Summary and next steps

What did we do?

  • We framed attendance prediction as a workforce-planning problem, then built a progression of models.
  • We loaded and cleaned Red Sox home-game data (2005–2015), engineered dates/weekday/day-night flags, and explored the distribution under a capacity cap.
  • We estimated and evaluated univariate time-series prediction models (lag-1, trailing-3, cumulative mean) and compared these to a random baseline.

What did we find?

  • Among univariate models, lag-1 was the most accurate; the cumulative mean was stable but biased toward the long-run average.
  • All models beat random guessing by a wide margin.
  • Overall, modest structure that tracks stable seasonality beats heavy flexibility that chases noise.

How should we act on what we found?

  • Use the simplest model that meets accuracy needs for staffing and provisioning, and cap forecasts at stadium capacity.
  • For short-horizon operational calls (next game or homestand), a lag-1 is operationally reliable and easy to explain.
  • When planning further ahead, prefer models using forward-available variables (day/night, dotw, opponent groups) rather than immediate past attendance alone.
  • Always evaluate with time-based backtests and choose based on out-of-sample MAE/RMSE/MAPE, not in-sample R².

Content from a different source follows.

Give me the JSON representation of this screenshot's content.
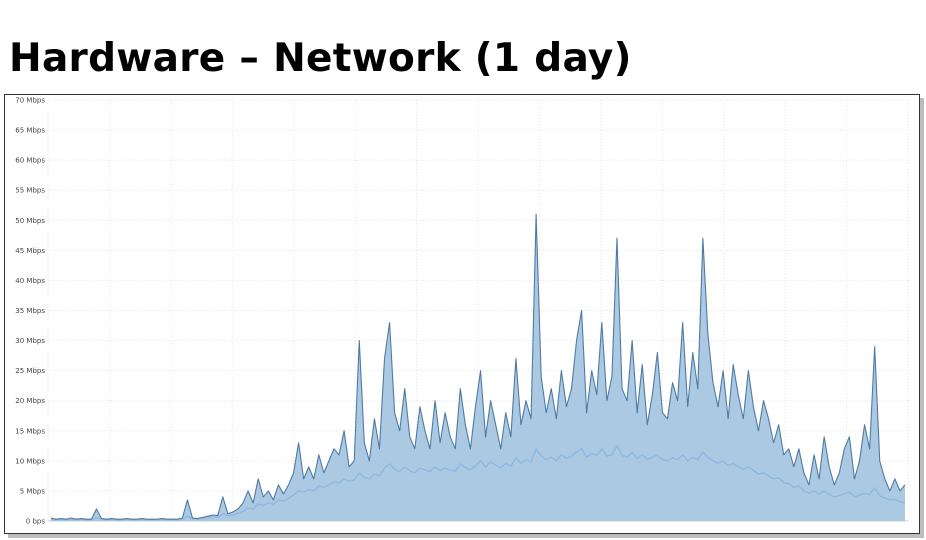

How can we improve the analysis?

  • Rely on other variables (e.g., day of week, opponent, ticket sales, promotions, or weather) rather than just the immediate past (i.e., lagged attendance) to form predictions.
  • Add richer, forward-looking features: ticket sales/price, promotions, holidays, weather forecasts, team form/injuries, and opponent strength measures; include interaction terms thoughtfully.
  • Use regularization (ridge/lasso/elastic net) to shrink noisy factors.
  • Explore tree-based models (pruned CART, random forests, gradient boosting).
  • Finally, quantify uncertainty with prediction intervals, and translate forecasts to staffing via explicit service targets to make decisions cost-aware.